The results of the parametric study carried out to assess the generalization ability of the TFCV model are presented in Fig. 8. Results showed a good agreement between the TFCV model response and the expected settlement behavior of SC when subjected to embankment loading. The angle of internal friction had the highest importance (72 %), whereas the diameter of SC had the lowest importance (2 %) when compared with the other input variables. The predicted settlement decreased as the angle of internal friction of material SC and as the diameter and length of SC increased (Fig. 9). The predicted settlement increased with increasing spacing between SC and the height of the embankment.

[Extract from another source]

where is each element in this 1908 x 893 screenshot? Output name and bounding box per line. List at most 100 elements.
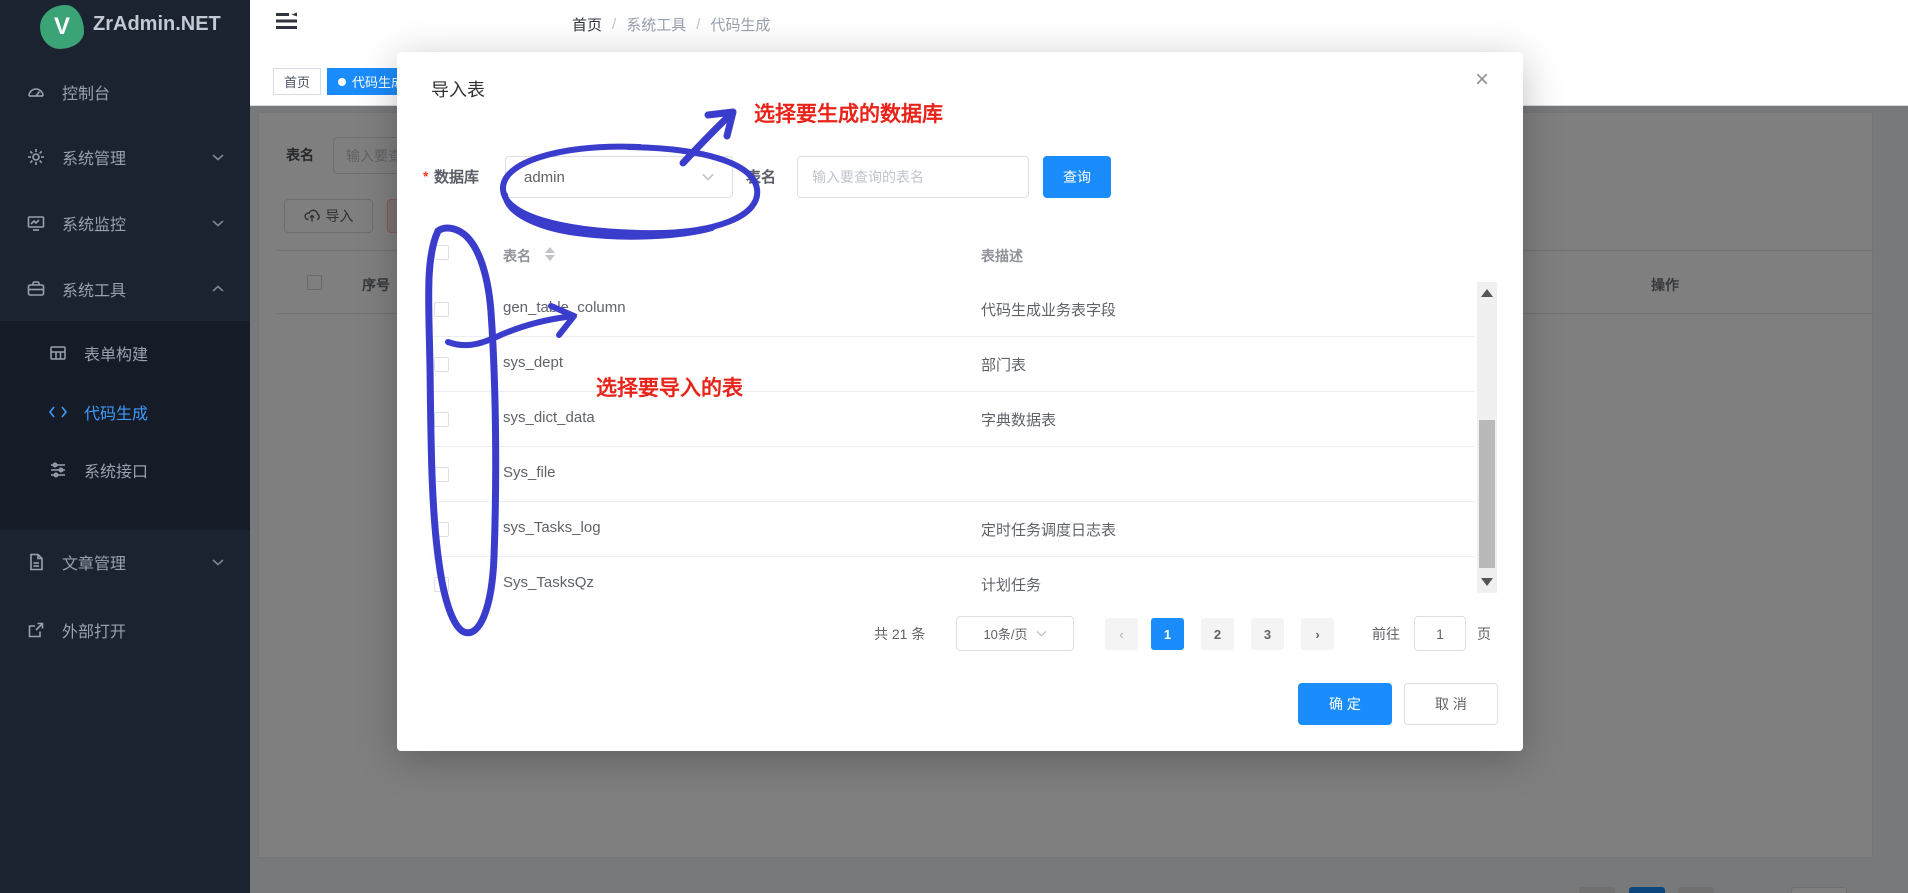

The consistent decrease in the predicted settlement with increment in parameters (Fig. 9) and the increase with increment in another two parameters indicate a good agreement between the TFCV model and the actual settlement. Soft clay with SC shows improved settlement behavior, and soft soil properties affect the settlement behavior of soft clay (Priebe 1991, 1995). The settlement varied proportionally with spacing between SC and height of the embankment. With regard to the behavior of foundation soil, the height of the embankment varied inversely with settlement. The settlement started with small values under light load (1 to 3 m fill embankment), after which a heavy load of embankment material produced high values of settlement. This result agrees with the study carried out.

Fig. 9
figure 9

Sensitivity of tenfold cross validation model for friction internal angle of SC, spacing between SC, diameter of SC, length of SC, and high of embankment

Conclusions

In this study, two geotechnical applications were performed using ANN to simulate the settlement curve. The development of the two models TFCV and NCV was based on the use of the proposed simple input data. The input data consisted of the angle of internal friction, spacing between SC, diameter, length of SC, and height of the embankment. The other parameters were soil types and installation methods. Based on R2, MSE, and settlement quality, a significant improvement was observed in the comparison of the results of the models using variance algorithms. The trainlm algorithm gave better results than the other models. The ANN model had the lowest RMSE values for in-sample and out-of-sample forecasting. These results indicate that the nonlinear ANN model can generate a better fit than the MLR model.

The proposed TFCV model was more accurate in prediction than the NCV model. The sensitivity analysis indicates that the prediction of the settlement by the TFCV model is in agreement with the underlying physical behavior of settlement prediction based on documented prior knowledge. The properties of material on SC in this case had high relative importance (72 %) compared with the other parameters. Based on the parametric study, the TFCV model responded reasonably well to various input parameters in a manner consistent with the anticipated behavior of soft clay soil reinforced with SC in a highway embankment in the LPT2 project.